After his senior year at Montana, he declared for the 1990 NFL draft going undrafted, though he later signed with the New England Patriots that same year. He spent one season with the Patriots. In 1999 with the Philadelphia Eagles, Hauck replaced Mike Zordich as the starting strong-side safety, forming a tandem with Brian Dawkins. In 2000, Hauck was replaced by Damon Moore, but he remained with the Eagles as a reserve safety until the end of the 2001 season.

==Coaching career==
Hauck worked coaching the defensive secondary for the University of Montana. In 2008, he was hired by the UCLA to coach the team's defensive secondary. In 2009, Hauck went to the NFL's Tennessee Titans to coach their defensive secondary.
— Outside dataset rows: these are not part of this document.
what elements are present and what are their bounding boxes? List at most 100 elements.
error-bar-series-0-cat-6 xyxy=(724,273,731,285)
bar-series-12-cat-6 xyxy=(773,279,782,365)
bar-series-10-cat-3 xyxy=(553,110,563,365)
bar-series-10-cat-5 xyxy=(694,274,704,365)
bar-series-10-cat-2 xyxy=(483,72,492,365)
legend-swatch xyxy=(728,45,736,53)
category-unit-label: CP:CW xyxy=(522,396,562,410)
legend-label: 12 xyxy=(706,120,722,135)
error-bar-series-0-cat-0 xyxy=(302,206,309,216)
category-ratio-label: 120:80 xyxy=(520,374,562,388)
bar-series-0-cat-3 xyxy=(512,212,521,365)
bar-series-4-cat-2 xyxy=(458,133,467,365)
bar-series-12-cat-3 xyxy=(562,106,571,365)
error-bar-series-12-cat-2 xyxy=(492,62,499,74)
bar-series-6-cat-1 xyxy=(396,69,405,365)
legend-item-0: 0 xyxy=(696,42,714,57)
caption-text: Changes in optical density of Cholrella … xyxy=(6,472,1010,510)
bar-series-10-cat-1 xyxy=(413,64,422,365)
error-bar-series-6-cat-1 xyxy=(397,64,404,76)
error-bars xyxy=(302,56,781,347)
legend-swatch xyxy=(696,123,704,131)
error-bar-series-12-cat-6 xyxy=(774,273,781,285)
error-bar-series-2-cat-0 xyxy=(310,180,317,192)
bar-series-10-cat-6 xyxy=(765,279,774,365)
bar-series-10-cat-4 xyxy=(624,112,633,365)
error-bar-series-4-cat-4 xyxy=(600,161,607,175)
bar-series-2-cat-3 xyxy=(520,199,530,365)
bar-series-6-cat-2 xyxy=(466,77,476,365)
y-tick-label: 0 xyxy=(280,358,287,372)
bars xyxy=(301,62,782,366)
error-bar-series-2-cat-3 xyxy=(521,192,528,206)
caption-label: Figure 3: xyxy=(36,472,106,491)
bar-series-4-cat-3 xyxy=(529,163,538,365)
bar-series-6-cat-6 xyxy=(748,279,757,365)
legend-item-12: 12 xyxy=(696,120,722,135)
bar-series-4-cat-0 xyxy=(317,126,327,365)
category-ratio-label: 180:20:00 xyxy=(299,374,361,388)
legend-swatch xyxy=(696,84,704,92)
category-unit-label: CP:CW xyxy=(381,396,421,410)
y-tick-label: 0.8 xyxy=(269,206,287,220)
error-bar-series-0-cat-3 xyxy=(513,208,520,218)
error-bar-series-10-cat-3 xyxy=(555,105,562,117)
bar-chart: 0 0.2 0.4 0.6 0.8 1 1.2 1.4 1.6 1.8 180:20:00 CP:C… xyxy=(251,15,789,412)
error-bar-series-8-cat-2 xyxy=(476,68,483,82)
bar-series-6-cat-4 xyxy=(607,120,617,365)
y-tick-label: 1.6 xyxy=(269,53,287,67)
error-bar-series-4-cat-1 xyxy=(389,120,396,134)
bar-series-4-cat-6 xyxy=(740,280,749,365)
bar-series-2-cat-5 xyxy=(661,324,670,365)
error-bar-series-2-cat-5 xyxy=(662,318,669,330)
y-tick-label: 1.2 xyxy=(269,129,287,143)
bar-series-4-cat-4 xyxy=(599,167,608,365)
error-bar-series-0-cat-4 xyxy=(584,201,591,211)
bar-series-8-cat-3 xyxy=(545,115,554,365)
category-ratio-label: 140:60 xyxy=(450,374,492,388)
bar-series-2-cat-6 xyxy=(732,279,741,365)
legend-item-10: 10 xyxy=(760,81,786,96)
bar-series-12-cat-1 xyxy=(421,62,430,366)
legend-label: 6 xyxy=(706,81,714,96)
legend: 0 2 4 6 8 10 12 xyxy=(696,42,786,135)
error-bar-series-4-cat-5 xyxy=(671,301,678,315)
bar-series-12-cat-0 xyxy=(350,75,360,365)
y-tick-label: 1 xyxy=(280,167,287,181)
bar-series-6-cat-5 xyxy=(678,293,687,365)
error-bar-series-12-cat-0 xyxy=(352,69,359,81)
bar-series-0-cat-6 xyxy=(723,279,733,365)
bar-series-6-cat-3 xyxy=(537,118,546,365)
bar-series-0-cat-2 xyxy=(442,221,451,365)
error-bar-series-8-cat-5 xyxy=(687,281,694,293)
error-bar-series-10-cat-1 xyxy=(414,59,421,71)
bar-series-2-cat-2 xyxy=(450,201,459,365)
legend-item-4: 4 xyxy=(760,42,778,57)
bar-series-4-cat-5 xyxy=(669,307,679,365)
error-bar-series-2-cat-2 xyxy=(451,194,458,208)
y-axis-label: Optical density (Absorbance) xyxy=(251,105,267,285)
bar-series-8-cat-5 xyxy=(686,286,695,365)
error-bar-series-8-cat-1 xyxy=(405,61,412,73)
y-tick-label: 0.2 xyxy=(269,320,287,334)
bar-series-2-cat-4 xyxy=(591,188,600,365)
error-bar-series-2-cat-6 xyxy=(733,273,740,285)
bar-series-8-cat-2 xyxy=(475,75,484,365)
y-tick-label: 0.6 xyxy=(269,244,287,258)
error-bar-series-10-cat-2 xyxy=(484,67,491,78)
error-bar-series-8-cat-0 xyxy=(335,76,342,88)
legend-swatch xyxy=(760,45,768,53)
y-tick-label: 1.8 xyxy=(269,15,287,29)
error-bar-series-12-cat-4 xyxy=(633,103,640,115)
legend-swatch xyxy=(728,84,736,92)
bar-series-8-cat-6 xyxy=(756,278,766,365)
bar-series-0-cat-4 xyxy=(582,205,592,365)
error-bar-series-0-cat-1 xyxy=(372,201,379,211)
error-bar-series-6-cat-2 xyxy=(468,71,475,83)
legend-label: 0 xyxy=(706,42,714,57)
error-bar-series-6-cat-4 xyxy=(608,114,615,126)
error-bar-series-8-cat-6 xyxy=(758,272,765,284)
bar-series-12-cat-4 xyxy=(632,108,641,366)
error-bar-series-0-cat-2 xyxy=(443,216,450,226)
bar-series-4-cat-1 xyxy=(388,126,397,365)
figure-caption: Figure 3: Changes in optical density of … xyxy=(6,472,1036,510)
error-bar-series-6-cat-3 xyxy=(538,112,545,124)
On January 23, 2012, the Cleveland Browns announced the hiring of Hauck as the team's defensive backs coach. On February 13, 2013, UNLV announced the hiring of Hauck as the team's new defensive coordinator and cornerbacks coach under his brother, head coach Bobby Hauck. He was hired by the Eagles as the team's safeties coach on January 20, 2016. Hauck won his first Super Bowl ring when the Eagles defeated the New England Patriots in Super Bowl LII.